When adding parse/all it didn't seem to change anything. Finally this seems to work (using set-word has been indeed a great help for debugging !!!), what do you think ?

content: {<tag attribute1="valueattribute1" attribute2="valueattribute2" attribute3="valueattribute3">
</tag>
<tag attribute2="valueattribute21" attribute1="valueattribute11" >
</tag>
}


attribute1: [to {attribute1="} thru {attribute1="} copy valueattribute1 to {"} thru {"}]
attribute3: [to {attribute3="} thru {attribute3="} copy valueattribute3 to {"} thru {"}]

letter: charset reduce ["ABCDEFGHIJKLMNOPQRSTUabcdefghijklmnopqrstuvwxyz1234567890="]

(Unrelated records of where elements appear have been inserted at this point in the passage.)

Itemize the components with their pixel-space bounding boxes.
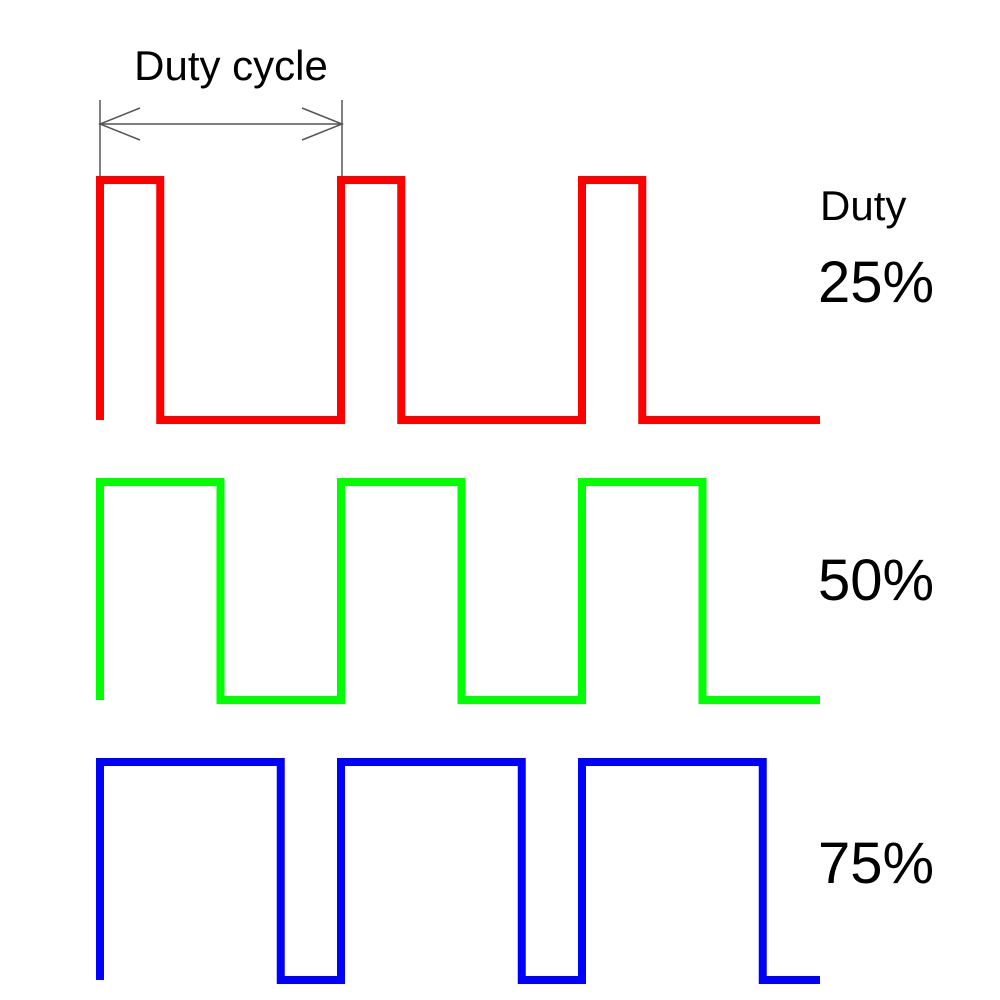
duty-label-75: 75%: [818, 831, 934, 896]
duty-heading: Duty: [820, 182, 906, 229]
period-arrow-right: [301, 107, 345, 141]
period-dimension: Duty cycle: [97, 42, 345, 200]
period-arrow-left: [97, 107, 141, 141]
period-label: Duty cycle: [134, 42, 328, 89]
waveform-duty-75: [96, 758, 820, 984]
waveform-duty-50: [96, 478, 820, 704]
waveform-duty-25: [96, 176, 820, 424]
duty-label-50: 50%: [818, 548, 934, 613]
waveforms: [96, 176, 820, 984]
duty-label-25: 25%: [818, 250, 934, 315]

attributes-rule: [(valueattribute1: none valueattribute3: none) 
[attribute1 | none] any letter pos: 
[attribute3 | none] (print valueattribute1 print valueattribute3)
| [attribute3 | none] any letter [attribute1 | none] (print valueattribute3 print valueattribute1
valueattribute1: none valueattribute3: none
)
| none
]

rule: [any [to {<tag } thru {<tag } attributes-rule {>} to {</tag>} thru {</tag>}] to end]

parse content rule

which outputs:

>> parse/all content rule
valueattribute1
valueattribute3
valueattribute11
none
== true
>>
Rebol Tutorial
Since you weren't aware of the "get parse position" trick with set-words, I'll mention the analogous tool for "set parse position" from a variable pointing to a series type... use a get-word! Cool, huh?
Hostile Fork
I edited my answer to include a couple of other notes.
Hostile Fork